Salma keluar dari kamar Vano menuju dapur dan mengambil baskom dan mengisinya dengan air hangat. Setelah itu ia kembali lagi ke kamar putranya itu.


"Ayah, ini airnya. Cuci dulu tangan Vano, sebelum mengobati."


Ayo duduklah, Nak! Aku akan obati dulu lukamu," ucap Harun dengan pelan.


Vano duduk di lantai masih dengan penuh amarah.


Harun segera mencuci tangan Vano. Setelah itu ia mengobati lukanya dengan telaten dan berhati-hati, tak lupa juga ia membalutnya dengan perban. 


"Sayang, kalau ada masalah jangan seperti ini, coba bicarakan baik-baik dengan kepala dingin," ucap Salma dengan membelai lembut kepala Vano.


"Sekarang semuanya sudah hancur, Ibu," lirih Vano.

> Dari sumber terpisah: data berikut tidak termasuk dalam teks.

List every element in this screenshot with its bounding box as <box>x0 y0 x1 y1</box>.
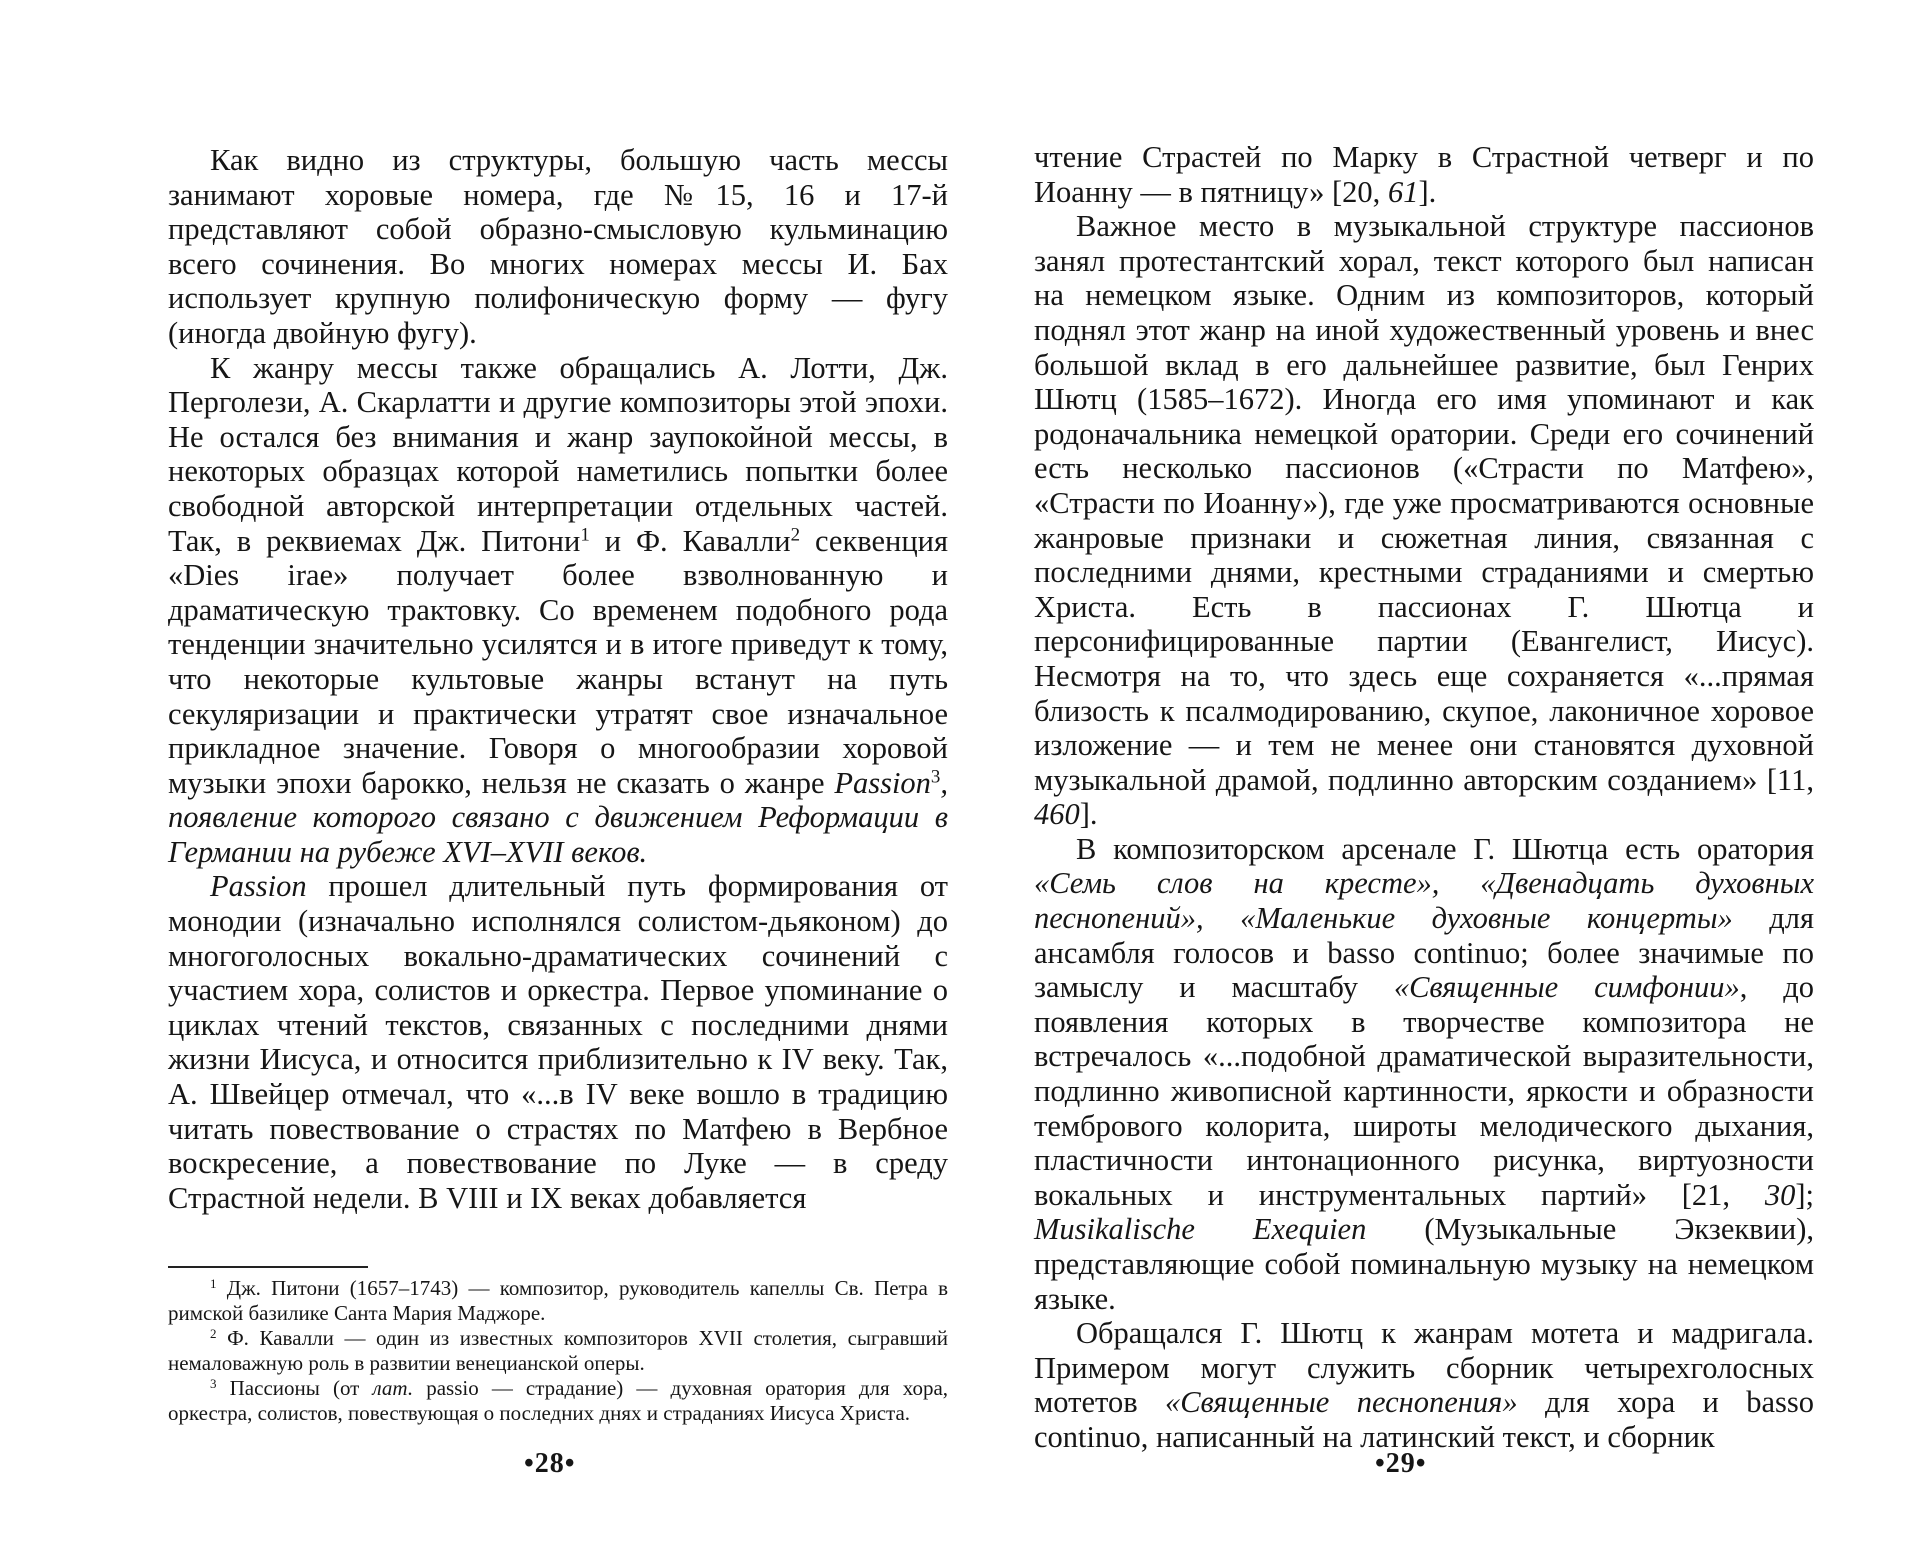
footnote-ref: 1 <box>580 524 590 546</box>
paragraph: Обращался Г. Шютц к жанрам мотета и мадригала. Примером могут служить сборник четырехголосных мотетов «Священные песнопения» для хора и basso continuo, написанный на латинский текст, и сборник <box>1034 1316 1814 1454</box>
page-number: •28• <box>524 1448 576 1479</box>
footnote-ref: 2 <box>790 524 801 546</box>
footnotes <box>168 1276 948 1426</box>
footnote-divider <box>168 1266 368 1268</box>
paragraph: Как видно из структуры, большую часть мессы занимают хоровые номера, где №15, 16 и 17-й представляют собой образно-смысловую кульминацию всего сочинения. Во многих номерах мессы И. Бах использует крупную полифоническую форму — фугу (иногда двойную фугу). <box>168 143 948 350</box>
paragraph: В композиторском арсенале Г. Шютца есть оратория «Семь слов на кресте», «Двенадцать духовных песнопений», «Маленькие духовные концерты» для ансамбля голосов и basso continuo; более значимые по замыслу и масштабу «Священные симфонии», до появления которых в творчестве композитора не встречалось «...подобной драматической выразительности, подлинно живописной картинности, яркости и образности тембрового колорита, широты мелодического дыхания, пластичности интонационного рисунка, виртуозности вокальных и инструментальных партий» [21, 30]; Musikalische Exequien (Музыкальные Экзеквии), представляющие собой поминальную музыку на немецком языке. <box>1034 831 1815 1316</box>
paragraph: чтение Страстей по Марку в Страстной четверг и по Иоанну — в пятницу» [20, 61]. <box>1034 140 1814 209</box>
footnote: $^3$ Пассионы (от лат. passio — страдание) — духовная оратория для хора, оркестра, солистов, повествующая о последних днях и страданиях Иисуса Христа. <box>168 1375 949 1425</box>
page-number: •29• <box>1375 1448 1427 1479</box>
footnote: $^2$ Ф. Кавалли — один из известных композиторов XVII столетия, сыгравший немаловажную роль в развитии венецианской оперы. <box>168 1325 949 1375</box>
paragraph: К жанру мессы также обращались А. Лотти, Дж. Перголези, А. Скарлатти и другие композиторы этой эпохи. Не остался без внимания и жанр заупокойной мессы, в некоторых образцах которой наметились попытки более свободной авторской интерпретации отдельных частей. Так, в реквиемах Дж. Питони$^1$ и Ф. Кавалли$^2$ секвенция «Dies irae» получает более взволнованную и драматическую трактовку. Со временем подобного рода тенденции значительно усилятся и в итоге приведут к тому, что некоторые культовые жанры встанут на путь секуляризации и практически утратят свое изначальное прикладное значение. Говоря о многообразии хоровой музыки эпохи барокко, нельзя не сказать о жанре Passion$^3$, появление которого связано с движением Реформации в Германии на рубеже XVI–XVII веков. <box>168 350 949 869</box>
paragraph: Важное место в музыкальной структуре пассионов занял протестантский хорал, текст которого был написан на немецком языке. Одним из композиторов, который поднял этот жанр на иной художественный уровень и внес большой вклад в его дальнейшее развитие, был Генрих Шютц (1585–1672). Иногда его имя упоминают и как родоначальника немецкой оратории. Среди его сочинений есть несколько пассионов («Страсти по Матфею», «Страсти по Иоанну»), где уже просматриваются основные жанровые признаки и сюжетная линия, связанная с последними днями, крестными страданиями и смертью Христа. Есть в пассионах Г. Шютца и персонифицированные партии (Евангелист, Иисус). Несмотря на то, что здесь еще сохраняется «...прямая близость к псалмодированию, скупое, лаконичное хоровое изложение — и тем не менее они становятся духовной музыкальной драмой, подлинно авторским созданием» [11, 460]. <box>1034 209 1814 832</box>
paragraph: Passion прошел длительный путь формирования от монодии (изначально исполнялся солистом-дьяконом) до многоголосных вокально-драматических сочинений с участием хора, солистов и оркестра. Первое упоминание о циклах чтений текстов, связанных с последними днями жизни Иисуса, и относится приблизительно к IV веку. Так, А. Швейцер отмечал, что «...в IV веке вошло в традицию читать повествование о страстях по Матфею в Вербное воскресение, а повествование по Луке — в среду Страстной недели. В VIII и IX веках добавляется <box>168 869 948 1215</box>
left-page-body <box>168 143 948 1215</box>
right-page-body <box>1034 140 1814 1455</box>
right-page <box>959 0 1918 1568</box>
footnote-ref: 3 <box>930 766 941 788</box>
footnote: $^1$ Дж. Питони (1657–1743) — композитор, руководитель капеллы Св. Петра в римской базилике Санта Мария Маджоре. <box>168 1275 949 1325</box>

"Apa yang hancur, Van? Coba katakan yang jelas," ucap Salma tak mengerti apa yang dimaksud oleh Vano.


"Hubunganku dengan Havivah!" jawab Vano dengan datar.


"Kok bisa?" tanya Harun dengan mengerutkan keningnya.


"Havivah menghianati cintaku, Yah! Bahkan ia terang-terangan minta putus dariku. Selain itu aku melihatnya tengah bermesraan dan saling menyatukan bibir di tempat umum."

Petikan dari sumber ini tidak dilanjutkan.